Drainer should not retry on long time ddls directly

pingcap / tidb-binlog

A tool used to collect and merge tidb's binlog for real-time data backup and synchronization.

Apache License 2.0

292 stars 131 forks source link

Drainer should not retry on long time ddls directly #1169

Open lichunzhu opened 2 years ago

lichunzhu commented 2 years ago

What did you do?

Use Drainer to replicate some long time costing ddls to downstream TiDB. For example, adding index ddls.

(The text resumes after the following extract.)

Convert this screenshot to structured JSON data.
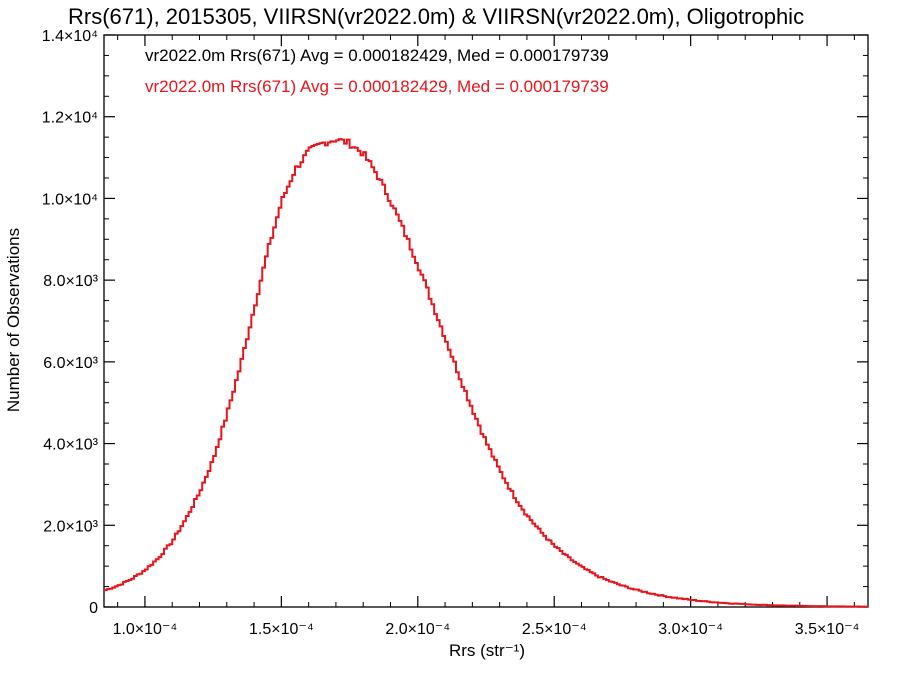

What did you expect to see?

Drainer can replicate ddls successfully.

What did you see instead?

Drainer fails because of i/o timeout and keeps retrying to replicate these ddls again.

Versions of the cluster

master(https://github.com/pingcap/tidb-binlog/commit/b0214a29e9fa5810df95cccbf61a0090b3ba9775)

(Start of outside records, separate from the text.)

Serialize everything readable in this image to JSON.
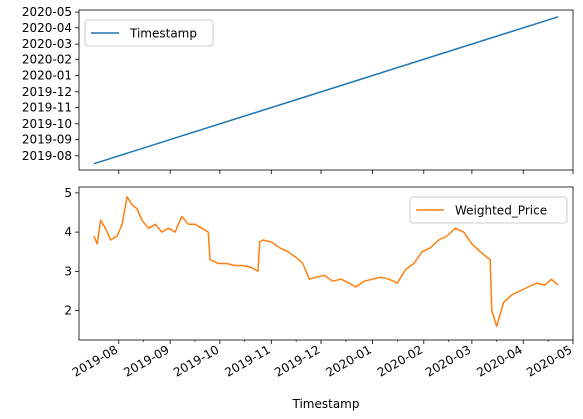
{
  "chart_data": [
    {
      "type": "line",
      "series": [
        {
          "name": "Timestamp",
          "color": "#1f77b4",
          "x": [
            "2019-07-17",
            "2020-04-22"
          ],
          "y": [
            "2019-07-17",
            "2020-04-22"
          ]
        }
      ],
      "xlim": [
        "2019-07-08",
        "2020-05-01"
      ],
      "ylim": [
        "2019-07-05",
        "2020-05-05"
      ],
      "yticks": [
        "2019-08",
        "2019-09",
        "2019-10",
        "2019-11",
        "2019-12",
        "2020-01",
        "2020-02",
        "2020-03",
        "2020-04",
        "2020-05"
      ],
      "legend": "top-left",
      "grid": false
    },
    {
      "type": "line",
      "xlabel": "Timestamp",
      "series": [
        {
          "name": "Weighted_Price",
          "color": "#ff7f0e",
          "x": [
            "2019-07-17",
            "2019-07-19",
            "2019-07-21",
            "2019-07-24",
            "2019-07-27",
            "2019-07-31",
            "2019-08-03",
            "2019-08-06",
            "2019-08-09",
            "2019-08-12",
            "2019-08-15",
            "2019-08-19",
            "2019-08-23",
            "2019-08-27",
            "2019-08-31",
            "2019-09-04",
            "2019-09-08",
            "2019-09-12",
            "2019-09-16",
            "2019-09-20",
            "2019-09-24",
            "2019-09-25",
            "2019-09-30",
            "2019-10-05",
            "2019-10-10",
            "2019-10-15",
            "2019-10-20",
            "2019-10-24",
            "2019-10-25",
            "2019-10-27",
            "2019-11-01",
            "2019-11-06",
            "2019-11-11",
            "2019-11-16",
            "2019-11-20",
            "2019-11-24",
            "2019-11-28",
            "2019-12-03",
            "2019-12-08",
            "2019-12-13",
            "2019-12-18",
            "2019-12-22",
            "2019-12-27",
            "2020-01-01",
            "2020-01-06",
            "2020-01-11",
            "2020-01-16",
            "2020-01-21",
            "2020-01-26",
            "2020-01-31",
            "2020-02-05",
            "2020-02-10",
            "2020-02-15",
            "2020-02-20",
            "2020-02-25",
            "2020-03-01",
            "2020-03-06",
            "2020-03-09",
            "2020-03-12",
            "2020-03-13",
            "2020-03-16",
            "2020-03-20",
            "2020-03-25",
            "2020-03-30",
            "2020-04-04",
            "2020-04-09",
            "2020-04-14",
            "2020-04-18",
            "2020-04-22"
          ],
          "y": [
            3.9,
            3.7,
            4.3,
            4.1,
            3.8,
            3.9,
            4.2,
            4.9,
            4.7,
            4.6,
            4.3,
            4.1,
            4.2,
            4.0,
            4.1,
            4.0,
            4.4,
            4.2,
            4.2,
            4.1,
            4.0,
            3.3,
            3.2,
            3.2,
            3.15,
            3.15,
            3.1,
            3.0,
            3.75,
            3.8,
            3.75,
            3.6,
            3.5,
            3.35,
            3.2,
            2.8,
            2.85,
            2.9,
            2.75,
            2.8,
            2.7,
            2.6,
            2.75,
            2.8,
            2.85,
            2.8,
            2.7,
            3.05,
            3.2,
            3.5,
            3.6,
            3.8,
            3.9,
            4.1,
            4.0,
            3.7,
            3.5,
            3.4,
            3.3,
            2.0,
            1.6,
            2.2,
            2.4,
            2.5,
            2.6,
            2.7,
            2.65,
            2.8,
            2.65
          ]
        }
      ],
      "xlim": [
        "2019-07-08",
        "2020-05-01"
      ],
      "ylim": [
        1.25,
        5.15
      ],
      "yticks": [
        2,
        3,
        4,
        5
      ],
      "xticks": [
        "2019-08",
        "2019-09",
        "2019-10",
        "2019-11",
        "2019-12",
        "2020-01",
        "2020-02",
        "2020-03",
        "2020-04",
        "2020-05"
      ],
      "legend": "top-right",
      "grid": false
    }
  ]
}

lichunzhu commented 2 years ago

Root Cause

When Drainer executes some time-costing ddls, especially for adding index, Drainer may fail to get result because it won't return any result until it succeeds. If this time cost is larger than syncer's read-timeout, Drainer will fail and try to execute ddl again. This will make the situation even worse.

Workaround

For these long time costing ddls, we can use a special connection to execute them and keep watching the result asynchronously through admin show ddl jobs.